Upgrading

Upgrading

Summary

This document provides instructions for upgrading a DC/OS cluster from version 1.7 to 1.8 using AWS cloudformation templates. It is recommended that you familiarize yourself with the Advanced DC/OS Installation on AWS before proceeding.

Important:

  • The upgrade process described involves deleting all the instances, it will NOT save any persistent data. If you have services which persist data locally to the cluster and the data should be preserved, it is recommended to create a second cluster running the new version of DC/OS and migrate the services and data to the new cluster.
  • The VIP features, added in DC/OS 1.8, require that ports 32768 - 65535 are open between all agent and master nodes for both TCP and UDP.
  • The DC/OS UI and APIs may be inconsistent or unavailable while masters are being upgraded. Avoid using them until all masters have been upgraded and have rejoined the cluster. You can monitor the health of a master during an upgrade by watching Exhibitor on port 8181.
  • Task history in the Mesos UI will not persist through the upgrade.

Instructions

  1. Login to the current leader master of the cluster.

    1. Using DC/OS CLI:

      $ dcos node ssh --master-proxy --leader
      
    2. After you are logged in, run the following command.

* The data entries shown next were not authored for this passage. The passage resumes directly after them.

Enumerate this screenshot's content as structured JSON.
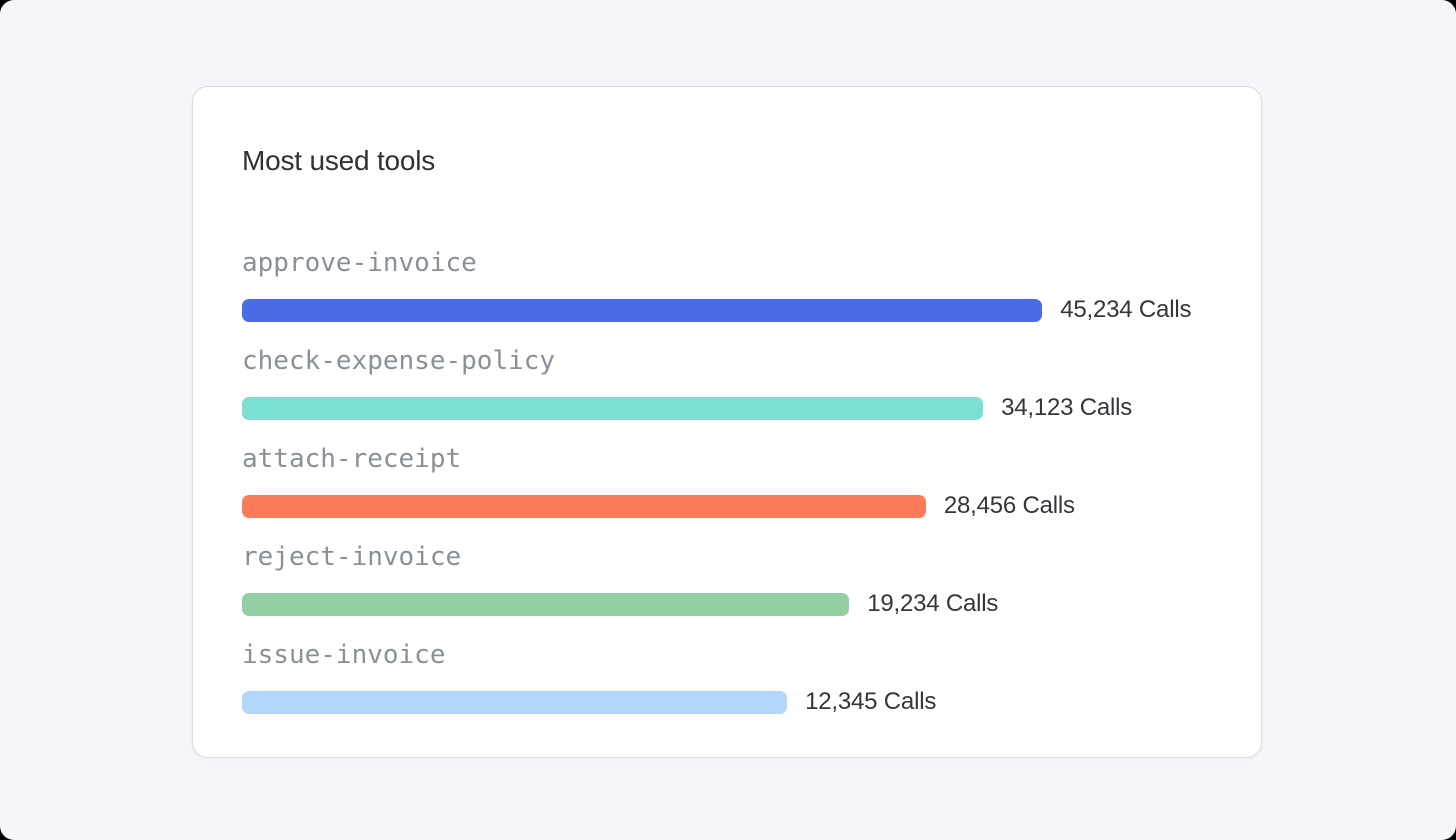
{
  "page": {
    "background_color": "#F5F6FA",
    "card_background": "#FFFFFF",
    "card_border_color": "#D9DCE2"
  },
  "card": {
    "title": "Most used tools"
  },
  "chart_data": {
    "type": "bar",
    "orientation": "horizontal",
    "title": "Most used tools",
    "unit": "Calls",
    "grid": false,
    "legend_position": "none",
    "categories": [
      "approve-invoice",
      "check-expense-policy",
      "attach-receipt",
      "reject-invoice",
      "issue-invoice"
    ],
    "values": [
      45234,
      34123,
      28456,
      19234,
      12345
    ],
    "bars": [
      {
        "label": "approve-invoice",
        "value": 45234,
        "value_label": "45,234 Calls",
        "color": "#4A6BE6",
        "width_pct": 82.5
      },
      {
        "label": "check-expense-policy",
        "value": 34123,
        "value_label": "34,123 Calls",
        "color": "#7BDFD2",
        "width_pct": 76.4
      },
      {
        "label": "attach-receipt",
        "value": 28456,
        "value_label": "28,456 Calls",
        "color": "#FB7A57",
        "width_pct": 70.5
      },
      {
        "label": "reject-invoice",
        "value": 19234,
        "value_label": "19,234 Calls",
        "color": "#93CFA2",
        "width_pct": 62.6
      },
      {
        "label": "issue-invoice",
        "value": 12345,
        "value_label": "12,345 Calls",
        "color": "#B3D6FB",
        "width_pct": 56.2
      }
    ]
  }
}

This command creates a new 1.8 directory (/var/lib/dcos/exhibitor/zookeeper) as a symlink to the old (/var/lib/zookeeper):

      $ for node in $(dig +short master.mesos); do ssh -o StrictHostKeyChecking=no $node "sudo mkdir -p /var/lib/dcos/exhibitor && sudo ln -s /var/lib/zookeeper /var/lib/dcos/exhibitor/zookeeper"; done
      
    3. Go to http://master-node/exhibitor.

      1. Go to config tab , it should have three fields which have (/var/lib/zookeeper). Exhibitor UI Exhibitor UI
      2. Edit the config and change all three fields that contain (/var/lib/zookeeper/) to (/var/lib/dcos/exhibitor/zookeeper/). Exhibitor UI Exhibitor UI
      3. Commit and perform a rolling restart. This will take a couple of minutes and during that time the Exhibitor UI will flash, wait for the commit to be performed fully.
    4. Make sure the cluster is healthy at this point.

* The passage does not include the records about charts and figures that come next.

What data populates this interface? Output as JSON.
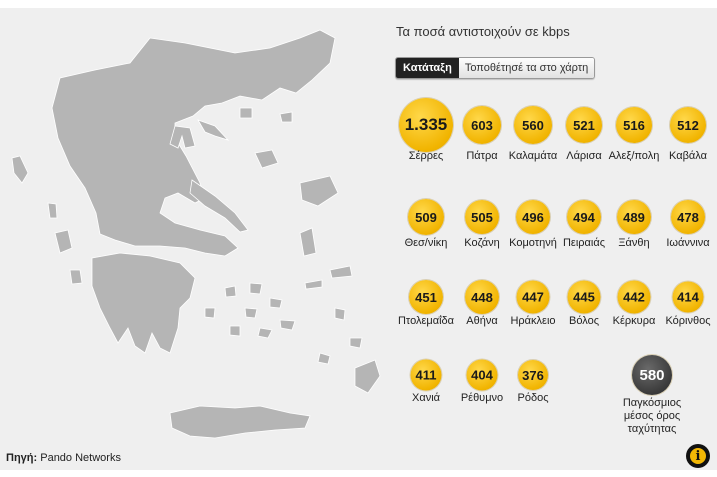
{
  "header": {
    "title": "Τα ποσά αντιστοιχούν σε kbps"
  },
  "tabs": [
    {
      "label": "Κατάταξη",
      "active": true
    },
    {
      "label": "Τοποθέτησέ τα στο χάρτη",
      "active": false
    }
  ],
  "source": {
    "prefix": "Πηγή:",
    "name": "Pando Networks"
  },
  "colors": {
    "bubble": "#f1b400",
    "global_bubble": "#3a3a3a",
    "map": "#b5b5b5"
  },
  "cities": [
    {
      "value": "1.335",
      "name": "Σέρρες"
    },
    {
      "value": "603",
      "name": "Πάτρα"
    },
    {
      "value": "560",
      "name": "Καλαμάτα"
    },
    {
      "value": "521",
      "name": "Λάρισα"
    },
    {
      "value": "516",
      "name": "Αλεξ/πολη"
    },
    {
      "value": "512",
      "name": "Καβάλα"
    },
    {
      "value": "509",
      "name": "Θεσ/νίκη"
    },
    {
      "value": "505",
      "name": "Κοζάνη"
    },
    {
      "value": "496",
      "name": "Κομοτηνή"
    },
    {
      "value": "494",
      "name": "Πειραιάς"
    },
    {
      "value": "489",
      "name": "Ξάνθη"
    },
    {
      "value": "478",
      "name": "Ιωάννινα"
    },
    {
      "value": "451",
      "name": "Πτολεμαΐδα"
    },
    {
      "value": "448",
      "name": "Αθήνα"
    },
    {
      "value": "447",
      "name": "Ηράκλειο"
    },
    {
      "value": "445",
      "name": "Βόλος"
    },
    {
      "value": "442",
      "name": "Κέρκυρα"
    },
    {
      "value": "414",
      "name": "Κόρινθος"
    },
    {
      "value": "411",
      "name": "Χανιά"
    },
    {
      "value": "404",
      "name": "Ρέθυμνο"
    },
    {
      "value": "376",
      "name": "Ρόδος"
    }
  ],
  "global": {
    "value": "580",
    "name": "Παγκόσμιος μέσος όρος ταχύτητας"
  },
  "icons": {
    "info": "info-icon",
    "info_glyph": "i"
  }
}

      1. Verify you can access the dashboard.
      2. Verify all components are healthy.
  2. Update Cloudformation stacks.

    1. Generate the new templates following instructions at Advanced DC/OS Installation Guide.
    2. See the AWS documentation on updating CloudFormation stacks.
    3. Update the Cloudformation stacks associated with the cluster in the same manner in which they were deployed. For example, if the zen template was used to deploy the cluster then it is only necessary to update the zen stack, since this will cause all of the dependent templates to update as well.
  3. Deleting instances

    1. Deleting master nodes.

      • Identify the ZooKeeper leader among the masters. This node should be the last master node that you delete. You can determine whether a master node is a ZooKeeper leader by sending the stat command to the ZooKeeper client port.

        $ echo stat | /opt/mesosphere/bin/toybox nc localhost 2181 | grep "Mode:"
        

        When you complete deleting each node, monitor the Mesos master metrics to ensure the node has rejoined the cluster and completed reconciliation.

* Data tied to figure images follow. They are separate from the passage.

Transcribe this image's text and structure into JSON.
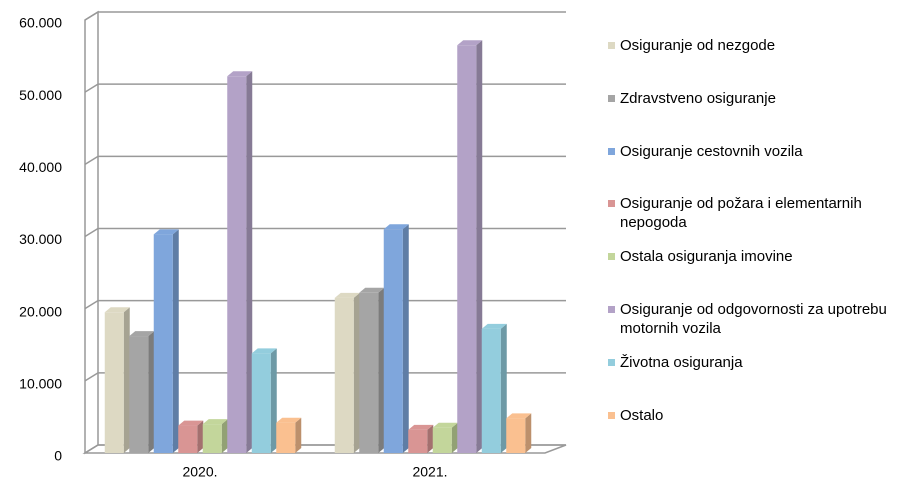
{
  "chart_data": {
    "type": "bar3d",
    "categories": [
      "2020.",
      "2021."
    ],
    "series": [
      {
        "name": "Osiguranje od nezgode",
        "color": "#ddd9c3",
        "values": [
          19500,
          21500
        ]
      },
      {
        "name": "Zdravstveno osiguranje",
        "color": "#a5a5a5",
        "values": [
          16200,
          22200
        ]
      },
      {
        "name": "Osiguranje cestovnih vozila",
        "color": "#7fa6dc",
        "values": [
          30300,
          31000
        ]
      },
      {
        "name": "Osiguranje od požara i elementarnih nepogoda",
        "color": "#d99594",
        "values": [
          3800,
          3200
        ]
      },
      {
        "name": "Ostala osiguranja imovine",
        "color": "#c3d69b",
        "values": [
          4000,
          3500
        ]
      },
      {
        "name": "Osiguranje od odgovornosti za upotrebu motornih vozila",
        "color": "#b3a2c7",
        "values": [
          52200,
          56500
        ]
      },
      {
        "name": "Životna osiguranja",
        "color": "#93cddd",
        "values": [
          13800,
          17200
        ]
      },
      {
        "name": "Ostalo",
        "color": "#fac090",
        "values": [
          4200,
          4800
        ]
      }
    ],
    "ylim": [
      0,
      60000
    ],
    "yticks": [
      0,
      {
        "value": 10000,
        "label": "10.000"
      },
      {
        "value": 20000,
        "label": "20.000"
      },
      {
        "value": 30000,
        "label": "30.000"
      },
      {
        "value": 40000,
        "label": "40.000"
      },
      {
        "value": 50000,
        "label": "50.000"
      },
      {
        "value": 60000,
        "label": "60.000"
      }
    ],
    "grid": true,
    "legend": "right"
  }
}
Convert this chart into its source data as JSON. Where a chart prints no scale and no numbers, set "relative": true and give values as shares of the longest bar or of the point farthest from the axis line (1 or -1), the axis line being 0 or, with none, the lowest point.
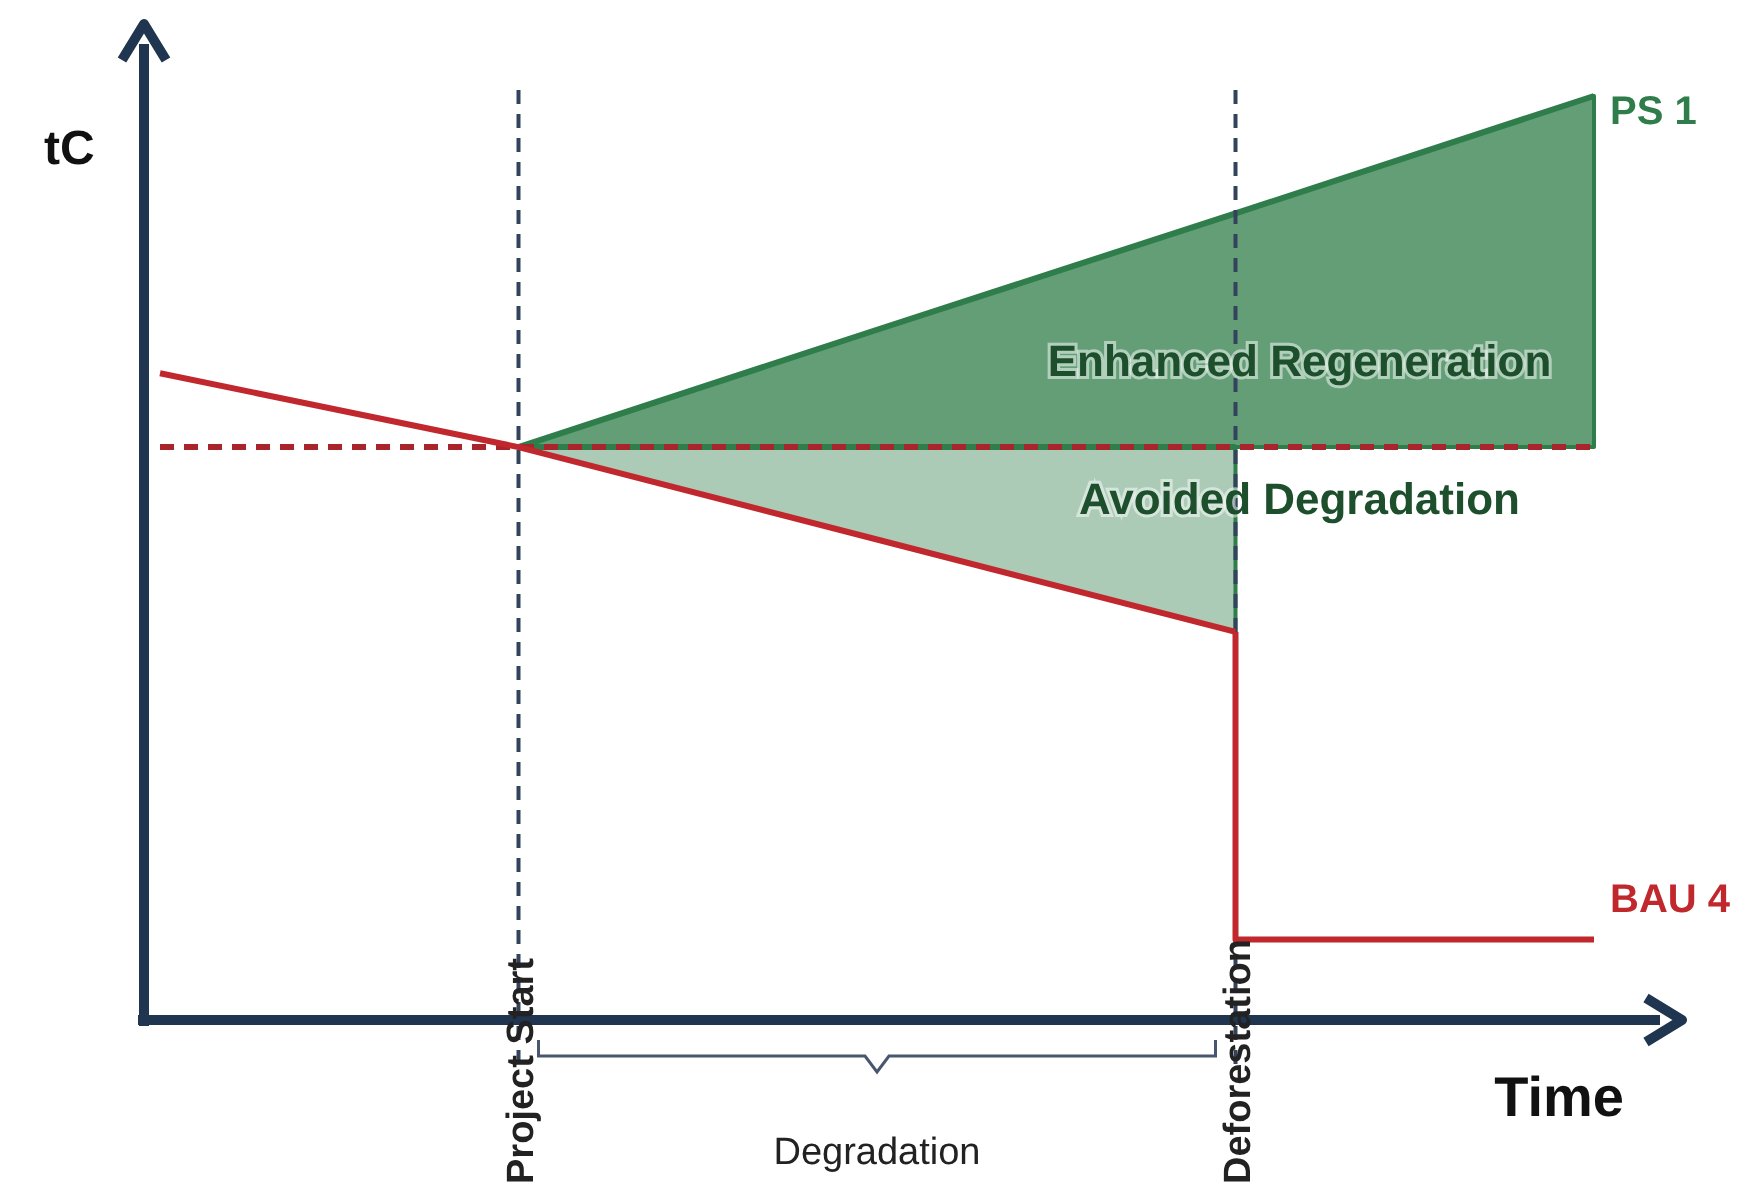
{
  "chart_data": {
    "type": "line",
    "relative": true,
    "xlabel": "Time",
    "ylabel": "tC",
    "categories": [
      null,
      "Project Start",
      null,
      "Deforestation",
      null
    ],
    "series": [
      {
        "type": "line",
        "name": "PS 1",
        "color": "#2f7d4a",
        "values": [
          null,
          0.62,
          0.747,
          0.873,
          1.0
        ],
        "lower": [
          null,
          0.62,
          0.62,
          0.62,
          0.62
        ],
        "upper": [
          null,
          0.62,
          0.747,
          0.873,
          1.0
        ]
      },
      {
        "type": "line",
        "color": "#2f7d4a",
        "values": [
          null,
          0.62,
          0.62,
          0.62,
          null
        ],
        "lower": [
          null,
          0.62,
          0.52,
          0.42,
          null
        ],
        "upper": [
          null,
          0.62,
          0.62,
          0.62,
          null
        ]
      },
      {
        "color": "#c0282d",
        "values": [
          0.7,
          0.62,
          0.52,
          0.42,
          null
        ]
      },
      {
        "type": "step",
        "name": "BAU 4",
        "color": "#c0282d",
        "values": [
          null,
          null,
          null,
          0.42,
          0.087
        ]
      }
    ],
    "ref_lines": [
      {
        "axis": "y",
        "value": 0.62,
        "color": "#a8262b",
        "line_style": "dashed"
      },
      {
        "axis": "x",
        "value": "Project Start",
        "color": "#34435c",
        "line_style": "dashed"
      },
      {
        "axis": "x",
        "value": "Deforestation",
        "color": "#34435c",
        "line_style": "dashed"
      }
    ],
    "annotations": [
      "Degradation",
      {
        "text": "Enhanced Regeneration",
        "x": "Deforestation",
        "y": 0.71
      },
      {
        "text": "Avoided Degradation",
        "x": "Deforestation",
        "y": 0.56
      }
    ],
    "legend": false
  }
}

    2. Validate the master deletion.

      1. Monitor the Exhibitor UI to confirm that the Master rejoins the ZooKeeper quorum successfully (the status indicator will turn green). The Exhibitor UI is available at http://<dcos_master>:8181/.
      2. Verify that curl http://<dcos_master_private_ip>:5050/metrics/snapshot has the metric registrar/log/recovered with a value of 1.
      3. Verify that http://<dcos_master>/mesos indicates that the upgraded master is running Mesos 1.0.1.
  1. Deleting agent nodes.

    1. Choose an agent node for replacement and shutdown the Mesos agent with the command systemctl kill -s SIGUSR1 dcos-mesos-slave or systemctl kill -s SIGUSR1 dcos-mesos-slave-public depending on agent type. This ensures that tasks are quickly rescheduled and the agent is cleanly removed from the cluster.
    2. Terminate the agent using AWS web UI or CLI tools.
    3. Verify a replacement agent node joins and is healthy. Watch the agent node count in the DC/OS UI to confirm the replacement agent joins the cluster.
    4. Repeat the above steps for all the old agent nodes.